Lost in thought, Laline bent over the letter which lay on her lap, ignoring the steady, curious gaze of Mrs. Vandeleur's keen, dark eyes. The fact that it was absolutely the first letter she had ever received from her husband excited her strangely, and she found herself fingering the paper with a touch that was almost affectionate. It seemed a little in the light of a confession that Wallace should expatiate so much upon his uncle's generous and forgiving nature and fatherly goodness, and on his lonely life and domestic troubles.

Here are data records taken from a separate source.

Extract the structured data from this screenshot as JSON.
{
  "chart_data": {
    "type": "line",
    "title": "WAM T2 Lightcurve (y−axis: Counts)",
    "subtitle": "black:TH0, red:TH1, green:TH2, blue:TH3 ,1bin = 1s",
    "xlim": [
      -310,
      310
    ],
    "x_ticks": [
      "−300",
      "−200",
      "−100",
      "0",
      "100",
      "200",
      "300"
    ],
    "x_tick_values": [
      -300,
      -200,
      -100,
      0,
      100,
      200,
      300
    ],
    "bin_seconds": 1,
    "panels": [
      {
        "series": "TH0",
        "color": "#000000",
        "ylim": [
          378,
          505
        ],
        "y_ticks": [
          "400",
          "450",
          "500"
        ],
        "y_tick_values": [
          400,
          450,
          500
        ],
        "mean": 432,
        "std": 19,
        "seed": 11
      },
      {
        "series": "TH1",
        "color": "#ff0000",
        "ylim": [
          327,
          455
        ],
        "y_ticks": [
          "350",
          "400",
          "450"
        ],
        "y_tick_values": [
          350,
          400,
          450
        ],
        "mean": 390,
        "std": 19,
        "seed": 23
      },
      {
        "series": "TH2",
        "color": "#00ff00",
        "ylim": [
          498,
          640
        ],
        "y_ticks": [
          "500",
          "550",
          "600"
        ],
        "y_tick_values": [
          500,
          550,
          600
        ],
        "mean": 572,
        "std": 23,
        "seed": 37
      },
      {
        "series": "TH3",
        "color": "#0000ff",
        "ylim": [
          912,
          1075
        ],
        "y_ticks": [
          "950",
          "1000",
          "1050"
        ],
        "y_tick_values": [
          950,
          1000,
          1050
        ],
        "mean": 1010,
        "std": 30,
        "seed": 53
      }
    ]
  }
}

"I believe—I want to believe that Wallace has utterly changed," she said to herself, with flushed cheeks and moist eyes. "If he were anything like the man he was four years and a half ago, when he entered into that horrible bargain with my father, he could never have written this letter. His uncle's goodness must have changed him by gradually softening his heart. And then—my father was so much older that he may have led him into things, and Wallace was penniless—perhaps I have been too hard in my judgment on him all these years, although I am afraid if it were all to happen again I should act in just the same way."